On January 4, 2016, Judge Manish Shah of the U.S. District Court of the Northern District of Illinois simultaneously approved a class of Sprint wireless customers who received a “Welcome Message” from Yahoo Inc., and denied a similar class of T-Mobile wireless customers receiving the same Welcome Message. Both named Plaintiffs, argued that Yahoo violated the TCPA when it sent them the Welcome Message.
In turn, Yahoo argued that the T-Mobile named Plaintiff (“T-Mobile Plaintiff”) failed to satisfy both the typicality and adequacy requirements under Rule 23(a)(3)-(4). Yahoo chiefly relied on the fact that the T-Mobile Plaintiff consented to receiving the Welcome Message when she agreed to Yahoo’s Universal Terms of Service and Yahoo’s Communications Additional Terms of Service. The Court rejected the T-Mobile Plaintiff’s argument that neither of these service provisions constituted express consent under the TCPA because neither specifically state that notice would be given via an automatic telephone dialing system (“ATDS”). In rejecting this argument, Judge Shah correctly recognized that under the FCC’s declaratory rulings, “a person can give express consent simply by providing her cell phone number to another.” (Opinion, p. 9) (citations omitted). Moreover, Judge Shah determined that both sets of terms of service were broad enough to have “the effect of consenting to receive the Welcome Message at issue in this case.” (Id. at p. 10). Based on the T-Mobile Plaintiff’s agreement to Yahoo’s terms of service, the Court found that Yahoo did not violate the TCPA when it sent her the Welcome Message. Accordingly, the T-Mobile Plaintiff’s claims were not typical of the proposed classes, and she would also be an inadequate representative of the class’s interests. (Id.).
With respect to the Sprint named Plaintiff (“Sprint Plaintiff”), Yahoo sought to use the consent given by the Sprint Plaintiff to an intermediary (a personal loan website) as a basis for its TCPA defense. The Court recognized that consent for TCPA purposes can be given via an intermediary, so long as the recipient’s consent to the intermediary entity is conveyed by that entity to the sender of the message. (Id. at p. 11). Fatal to Yahoo’s defense, however, was the fact that it proffered no evidence to establish the intermediary’s conveyance of the Sprint Plaintiff’s consent. Alternatively, Yahoo argued that because the Sprint Plaintiff failed to retain her cell phone, Yahoo is unable to determine whether the Sprint Plaintiff may have downloaded one of defendant’s apps, which would have required her to assent to Yahoo’s terms of service. In response, the Sprint Plaintiff countered that she owned a flip phone, never owned a smartphone, never sent a text message, and never downloaded any apps. The Court deemed Yahoo’s alternate argument a “shot in the dark.” (Id. at 12). Accordingly, the Court found the Sprint Plaintiff to have satisfied all four prongs under Rule 23(a).

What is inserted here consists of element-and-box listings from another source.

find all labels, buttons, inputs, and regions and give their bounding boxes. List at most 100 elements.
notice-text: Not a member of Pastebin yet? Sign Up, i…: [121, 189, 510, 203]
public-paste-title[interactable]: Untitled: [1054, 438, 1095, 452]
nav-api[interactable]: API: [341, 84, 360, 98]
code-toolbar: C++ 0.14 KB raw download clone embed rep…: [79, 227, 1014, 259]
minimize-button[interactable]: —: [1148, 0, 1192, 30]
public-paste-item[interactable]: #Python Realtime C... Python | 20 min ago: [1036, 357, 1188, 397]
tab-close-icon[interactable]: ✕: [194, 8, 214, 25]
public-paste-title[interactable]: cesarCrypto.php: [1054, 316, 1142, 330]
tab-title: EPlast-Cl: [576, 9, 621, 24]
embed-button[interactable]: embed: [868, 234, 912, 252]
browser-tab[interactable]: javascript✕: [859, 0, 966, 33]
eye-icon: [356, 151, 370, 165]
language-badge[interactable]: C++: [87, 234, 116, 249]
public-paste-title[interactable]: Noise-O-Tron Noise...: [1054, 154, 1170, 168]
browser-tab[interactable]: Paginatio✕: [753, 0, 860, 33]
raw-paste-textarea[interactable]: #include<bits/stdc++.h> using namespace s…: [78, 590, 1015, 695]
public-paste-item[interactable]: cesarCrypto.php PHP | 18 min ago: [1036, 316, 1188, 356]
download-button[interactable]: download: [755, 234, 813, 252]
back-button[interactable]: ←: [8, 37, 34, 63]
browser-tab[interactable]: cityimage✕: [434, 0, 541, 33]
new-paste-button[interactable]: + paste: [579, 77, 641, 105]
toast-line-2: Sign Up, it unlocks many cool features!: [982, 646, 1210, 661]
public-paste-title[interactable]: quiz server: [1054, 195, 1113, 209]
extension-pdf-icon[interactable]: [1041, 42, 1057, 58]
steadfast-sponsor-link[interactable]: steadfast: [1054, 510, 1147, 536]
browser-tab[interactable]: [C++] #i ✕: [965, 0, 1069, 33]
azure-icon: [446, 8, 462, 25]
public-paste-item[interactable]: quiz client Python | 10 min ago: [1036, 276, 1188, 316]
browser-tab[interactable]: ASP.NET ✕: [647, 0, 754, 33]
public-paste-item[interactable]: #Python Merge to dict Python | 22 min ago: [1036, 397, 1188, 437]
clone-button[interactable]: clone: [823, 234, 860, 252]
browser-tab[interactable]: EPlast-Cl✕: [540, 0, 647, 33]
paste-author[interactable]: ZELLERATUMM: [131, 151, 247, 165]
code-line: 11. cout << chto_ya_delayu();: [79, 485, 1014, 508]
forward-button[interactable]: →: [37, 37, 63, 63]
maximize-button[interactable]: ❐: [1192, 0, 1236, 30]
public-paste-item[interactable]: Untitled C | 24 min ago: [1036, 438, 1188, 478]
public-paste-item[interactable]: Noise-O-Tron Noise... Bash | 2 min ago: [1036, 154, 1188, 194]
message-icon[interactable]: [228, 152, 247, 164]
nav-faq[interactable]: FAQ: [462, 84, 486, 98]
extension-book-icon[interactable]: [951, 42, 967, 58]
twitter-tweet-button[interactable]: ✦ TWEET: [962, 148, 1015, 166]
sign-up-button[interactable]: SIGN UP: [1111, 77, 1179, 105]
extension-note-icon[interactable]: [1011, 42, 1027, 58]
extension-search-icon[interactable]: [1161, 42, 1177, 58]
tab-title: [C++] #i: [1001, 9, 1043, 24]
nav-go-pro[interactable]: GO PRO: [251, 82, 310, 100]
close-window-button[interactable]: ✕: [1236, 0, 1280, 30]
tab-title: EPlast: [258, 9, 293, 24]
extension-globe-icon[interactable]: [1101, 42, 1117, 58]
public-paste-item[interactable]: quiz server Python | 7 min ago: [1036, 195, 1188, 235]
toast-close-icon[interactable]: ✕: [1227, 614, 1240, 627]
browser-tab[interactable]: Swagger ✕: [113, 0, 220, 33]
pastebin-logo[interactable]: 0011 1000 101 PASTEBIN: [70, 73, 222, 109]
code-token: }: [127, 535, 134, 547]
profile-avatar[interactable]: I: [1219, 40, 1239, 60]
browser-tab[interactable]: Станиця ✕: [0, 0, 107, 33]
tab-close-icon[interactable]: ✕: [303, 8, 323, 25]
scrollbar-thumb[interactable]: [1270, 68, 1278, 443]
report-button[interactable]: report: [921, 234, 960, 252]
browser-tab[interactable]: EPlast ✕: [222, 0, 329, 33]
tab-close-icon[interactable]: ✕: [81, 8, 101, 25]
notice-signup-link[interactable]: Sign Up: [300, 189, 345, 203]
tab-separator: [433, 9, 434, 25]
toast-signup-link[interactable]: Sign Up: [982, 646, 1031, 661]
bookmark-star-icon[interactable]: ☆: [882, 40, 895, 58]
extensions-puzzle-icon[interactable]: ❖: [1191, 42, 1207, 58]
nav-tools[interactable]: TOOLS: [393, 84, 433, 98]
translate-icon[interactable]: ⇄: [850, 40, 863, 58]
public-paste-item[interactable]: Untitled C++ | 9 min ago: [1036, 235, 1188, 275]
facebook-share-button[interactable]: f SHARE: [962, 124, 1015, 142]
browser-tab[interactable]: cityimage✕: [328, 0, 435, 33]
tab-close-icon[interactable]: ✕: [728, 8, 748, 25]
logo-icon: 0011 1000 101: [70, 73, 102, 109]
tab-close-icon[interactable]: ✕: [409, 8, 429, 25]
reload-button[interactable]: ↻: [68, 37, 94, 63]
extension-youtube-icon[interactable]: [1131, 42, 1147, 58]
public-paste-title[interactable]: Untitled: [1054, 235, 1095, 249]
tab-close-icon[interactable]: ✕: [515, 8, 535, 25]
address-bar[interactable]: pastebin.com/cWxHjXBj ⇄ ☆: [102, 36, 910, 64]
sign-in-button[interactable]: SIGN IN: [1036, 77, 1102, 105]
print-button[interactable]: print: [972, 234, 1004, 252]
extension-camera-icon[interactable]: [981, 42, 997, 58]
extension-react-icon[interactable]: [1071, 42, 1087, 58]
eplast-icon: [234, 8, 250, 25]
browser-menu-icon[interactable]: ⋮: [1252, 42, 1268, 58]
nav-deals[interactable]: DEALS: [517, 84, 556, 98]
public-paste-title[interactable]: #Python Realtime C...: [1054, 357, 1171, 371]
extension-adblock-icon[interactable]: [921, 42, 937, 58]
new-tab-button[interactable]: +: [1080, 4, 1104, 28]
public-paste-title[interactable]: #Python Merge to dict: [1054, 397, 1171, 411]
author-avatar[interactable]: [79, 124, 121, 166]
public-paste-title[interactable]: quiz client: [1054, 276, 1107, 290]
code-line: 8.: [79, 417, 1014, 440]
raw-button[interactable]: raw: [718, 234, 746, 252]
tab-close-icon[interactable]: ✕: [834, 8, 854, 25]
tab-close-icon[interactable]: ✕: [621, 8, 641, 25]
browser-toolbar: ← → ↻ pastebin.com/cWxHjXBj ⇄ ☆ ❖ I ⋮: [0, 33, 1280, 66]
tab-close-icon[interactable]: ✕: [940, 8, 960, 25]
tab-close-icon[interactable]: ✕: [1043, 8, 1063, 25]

Perhaps most unique in this ruling is the fact that the Sprint Plaintiff was able to certify a class spanning only a one-month period out of the possible four-year statute of limitations. Yahoo argued that certifying a class restricted to a one month period would amount to piecemeal litigation over the same claims, and that “it would face potentially dozens of class actions for each month and each phone carrier.” (Id. at p. 19). The Court, however, sided with the Sprint Plaintiff and the Seventh Circuit, noting that there is no obligation to seek the broadest class possible. Significantly, Yahoo failed to point to any authority to rebut this concept.